Drunken Fresh Prawns is a dish that is unbelievably cheap and easy to prepare at home. However,  if you were to order it at the restaurant, be prepared to pay at least three times (and usually more) more than it would cost you to prepare it at home. Seafood is always so expensive when it is ordered outside.

You could find this dish in most Chinese seafood restaurants, sometimes in a Chinese wedding course-dinner. In the Chinese seafood restaurant, live prawns are brought to the table in a bowl of soy and wine in which they, literally, drown. :O You will realize the prawns are still alive when they start flapping about in a transparent casserole bowl.

Recipe: Drunken Fresh Prawns

Taste: Tender and delicious.

Features: Very fresh.

Drunken Fresh Prawns

Drunken Fresh Prawns Recipe

Ingredients for Drunken Fresh Prawns :Serves 2

- 10 live prawns (some call them shrimps)
- 3 to 5 slices of ginger
- a handful of wolfberries
- 3 thick spring onion stalks (the bottom white part)
- spring onions (cut to wispy thin strips) and coriander
- 3 tbsp Chinese wine (Hua Diao wine 花雕酒 or Shao-Hsing wine 绍兴酒)

A shrimp, a prawn:

A shrimp is a shrimp; a prawn is, well…also a shrimp. These two words can be used quite interchangeably whilst some people say the difference is in size. In many countries, small and medium shrimp are sold as shrimp, while large, extra-large, and jumbo shrimp are called prawns. Unfortunately, this “rule” doesn’t always right. In some areas, all shrimps, no matter small or large, are sold as shrimp, while in other regions, all you’ll find are prawns.

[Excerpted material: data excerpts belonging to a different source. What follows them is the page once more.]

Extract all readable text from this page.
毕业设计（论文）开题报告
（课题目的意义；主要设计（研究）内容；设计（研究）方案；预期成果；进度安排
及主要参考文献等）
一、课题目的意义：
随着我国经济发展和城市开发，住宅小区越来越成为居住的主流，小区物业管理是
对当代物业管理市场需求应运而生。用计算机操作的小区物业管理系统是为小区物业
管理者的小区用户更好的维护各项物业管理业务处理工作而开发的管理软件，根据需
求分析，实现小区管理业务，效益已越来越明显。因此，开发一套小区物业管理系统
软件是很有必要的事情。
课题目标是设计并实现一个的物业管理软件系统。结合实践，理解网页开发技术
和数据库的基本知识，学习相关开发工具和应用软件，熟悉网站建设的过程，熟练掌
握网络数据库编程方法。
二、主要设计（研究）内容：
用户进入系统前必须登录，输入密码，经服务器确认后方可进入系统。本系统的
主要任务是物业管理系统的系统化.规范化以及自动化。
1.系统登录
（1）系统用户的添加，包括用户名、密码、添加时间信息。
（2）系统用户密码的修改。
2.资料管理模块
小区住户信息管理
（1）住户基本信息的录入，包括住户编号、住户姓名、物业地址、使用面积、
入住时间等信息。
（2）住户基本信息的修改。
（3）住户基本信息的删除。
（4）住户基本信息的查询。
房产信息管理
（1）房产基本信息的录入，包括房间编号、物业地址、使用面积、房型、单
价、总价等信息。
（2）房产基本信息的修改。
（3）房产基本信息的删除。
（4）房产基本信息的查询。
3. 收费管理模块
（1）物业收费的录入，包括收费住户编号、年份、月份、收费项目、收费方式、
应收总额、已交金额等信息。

I’ve been looking for “live” shrimps/prawns around the  Area. “Live” as in, still swimming in the tank. The ones I see here are often, either frozen or thawed on bed of ice. If you think that it’s cruel to use live prawns, you can substitute with non-live ones. In my opinion, the key to delicious drunken prawns is to “marinade” them when they are still alive, the taste of live one is more distinct and sweeter.

Directions to cook Drunken Fresh Prawns

1, Place prawns in a deep vessel with lid. Drizzle 2 tbsp Chinese wine over prawns and close the lid (because the prawns will jump :P )

2, Wait untill the prawns have stopped jumping. This will take about 10 minutes or even more.

3, Trim the feelers off the prawns, arrange them in a single layer on a steaming plate that has a bit of depth. Pour the marinating wine over.

4, Place spring onions stalks, ginger and wolfberries on top. Drizzle one more tbsp Chinese wine over the ingredients.

5, Steam till the prawns turn completely red (this takes only a few minutes – just make sure do not over cook). Garnish with spring onions strips and coriander.

Dish up and this Drunken Fresh Prawns is ready to serve.